Today the BBC reported “efforts to redirect patients away from busy A&E departments will not work.” Despite expensive campaigns to try and redirect people away from A&E, there is little evidence to say that such campaigns work. The trend for better “sign posting” and “self-care” education and apps are likely to have only marginal effects. In fact, our report found that children were the most likely group to be brought to A&E despite the fact clinically they could have waited to be seen the next day. Though who could blame an anxious parent, worried about their child? The saying ‘better safe than sorry’ must surely be in any parents mind at time of worry. So perhaps a better strategy, and one supported by the CEM, would be that people could be triaged to the correct ‘point-of-care’ after arriving at the A&E door. Welcoming people at their time of need and directing them to the care they need. The full spectrum of triage – from booking a GP appointment to wheeling them through to the resuscitation room.

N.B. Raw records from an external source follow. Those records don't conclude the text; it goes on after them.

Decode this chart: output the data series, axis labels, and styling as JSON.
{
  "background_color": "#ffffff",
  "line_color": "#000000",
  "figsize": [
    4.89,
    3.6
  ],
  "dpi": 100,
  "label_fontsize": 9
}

A&E payment system and staffing levels:

No one can escape economic reality and the NHS is no different. But A&Es have become low priority for investment among acute trusts, as the current tariff system ensures all type 1 A&Es are a financial drain on these organisations. As the CEM have highlighted before the A&E tariff system is ‘not fit for purpose’ and is based on old data. The system is analogous to going into a shoe shop and buying a pair of the latest shoes for last year’s price or the price before – the customer may be happy (like getting good treatment in A&E) but the business model is not sustainable. Dr Cliff Mann President of the CEM said “The CEM is in the vanguard of the drive towards efficient, effective and sustainable urgent and emergency care. They will continue to campaign for both tariff reform and contract changes to ensure neither hospitals nor clinicians are disadvantaged by delivering or choosing emergency medicine.”
Solving the problem:

The future must be to design emergency settings to be optimally configured, to include:

  • Access to urgent care centres to book next day GP appointments;
  • GPs working within the emergency department and able to use the department’s facilities; and
  • Early access to specialist emergency medicine doctors.

There is already strong support for the notion of co-located urgent care centres alongside every emergency department. This symbiotic arrangement has clear advantages as not everyone can be expected to determine whether their symptoms represent a time critical illness. Similarly co-location offers economies of scale, common governance arrangements and the reassurance that any triage errors can be quickly and reliably corrected.

With Simon Stevens at the helm of the NHS, the opportunity could not be greater. He has indicated he is keen to hand over more power to Clinical Commissioning Groups (CCGs) and the CEM would like this to evolve. Local vision and innovation would allow Emergency Departments to be part of the solution and not left stuck in a silo, with more integration, not division, between A&E and GPs.